For many caterers, pricing can be a sticky situation. On one hand, inflating your prices is a quick way to dissuade prospects from booking and, in some cases, even price yourself out of a market. Yet, you still need to make a profit, so underpricing is just as dangerous a move.
Finding the sweet spot for pricing and accounting for your cost of goods often means walking a fine line, but it’s necessary to remain competitive in your market and ensuring that your business brings in enough revenue to keep your budget in the black.
Throw a global pandemic into the mix and, suddenly, pricing becomes a much greater challenge. What can you do to recoup the losses from missed events this year? How will you factor in supply chain problems or the added cost of masks and other sanitary needs?
As weddings and live events begin to return, here’s what you can do to adjust your pricing in a fair and justifiable manner.
DO: Update Your Proposal.
Prior to 2020, you’ve likely relied on a proposal template that you’ve only had to adjust for minor changes in the market. This year, however, it’s important to re-evaluate every facet of your proposal to ensure that you’re effectively communicating the added parameters surrounding COVID-19.
This means including safety measures taken, but also any pricing changes that have been made in light of the pandemic. If you have added a surcharge for items like masks, gloves, face shields, and other preventative equipment, mark it clearly and be prepared to answer questions. While you’re at it, it’s also worth revisiting your postponement and/or cancellation clause to ensure it’s up-to-date with your latest policies.
Photo courtesy Amy Kolo.
DON’T: Raise Prices Without Reason.
It might seem easiest to raise your prices by an arbitrary percentage just to make up for the losses of 2020. However, you need to put more thought into it than simply pulling a number out of the air. Evaluate your cost of goods to determine what you need to break even, then estimate a few scenarios for your revenue in the months ahead. With all of the uncertainty of the pandemic, outline a best-case and worst-case scenario to provide yourself with a reasonable range of revenue needed to make a profit.
DO: Consult with Your Food Supplier.
Since the start of the pandemic, there have been food shortages and hitches in the supply line that have impacted us down-funnel. Although you may not have much control over the cost of your ingredients, building a strong channel of communication with your supplier will help you stay ahead of curve and be proactive in menu planning. You’ll be able to price your menus more accurately and, when possible, you may be able to find cost-effective alternatives based on updates from your supplier.
DON’T: Define a Minimum Cost.
While requiring a minimum invoice cost from clients seems like a good way to ensure you’re bringing in enough money, it can be counterproductive in a time where many guest lists are being cut significantly. You don’t want to lose business because the pandemic has forced your clients to reduce their head count and fall below the minimum cost.

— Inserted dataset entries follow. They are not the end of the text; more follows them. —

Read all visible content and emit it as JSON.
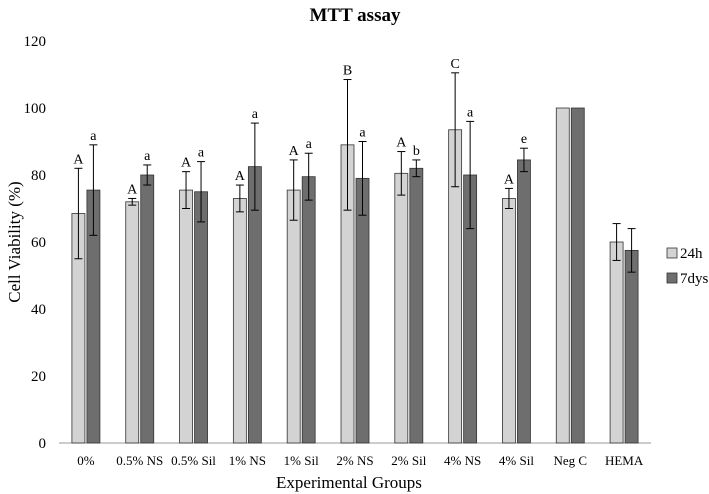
{
  "chart_data": {
    "type": "bar",
    "title": "MTT assay",
    "xlabel": "Experimental Groups",
    "ylabel": "Cell Viability (%)",
    "ylim": [
      0,
      120
    ],
    "yticks": [
      0,
      20,
      40,
      60,
      80,
      100,
      120
    ],
    "grid": false,
    "legend_position": "right",
    "categories": [
      "0%",
      "0.5% NS",
      "0.5% Sil",
      "1% NS",
      "1% Sil",
      "2% NS",
      "2% Sil",
      "4% NS",
      "4% Sil",
      "Neg C",
      "HEMA"
    ],
    "series": [
      {
        "name": "24h",
        "color": "#d3d3d3",
        "values": [
          68.5,
          72,
          75.5,
          73,
          75.5,
          89,
          80.5,
          93.5,
          73,
          100,
          60
        ],
        "errors": [
          13.5,
          1,
          5.5,
          4,
          9,
          19.5,
          6.5,
          17,
          3,
          0,
          5.5
        ],
        "labels": [
          "A",
          "A",
          "A",
          "A",
          "A",
          "B",
          "A",
          "C",
          "A",
          "",
          ""
        ]
      },
      {
        "name": "7dys",
        "color": "#6e6e6e",
        "values": [
          75.5,
          80,
          75,
          82.5,
          79.5,
          79,
          82,
          80,
          84.5,
          100,
          57.5
        ],
        "errors": [
          13.5,
          3,
          9,
          13,
          7,
          11,
          2.5,
          16,
          3.5,
          0,
          6.5
        ],
        "labels": [
          "a",
          "a",
          "a",
          "a",
          "a",
          "a",
          "b",
          "a",
          "e",
          "",
          ""
        ]
      }
    ]
  }
}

Instead, Alan Berg, CSP offers this approach: “Price your weddings as ‘up to X guests’ instead of stating a revenue minimum. That way, if they lower their guest count below the minimum, the price remains the same.”
The catering companies that will make it through this pandemic will be the ones that adjust their pricing smartly and cut costs where possible. The road ahead is still unpredictable, but a few changes to your proposal and pricing structure can help you navigate the rest of this crisis with as much stability and solvency as possible.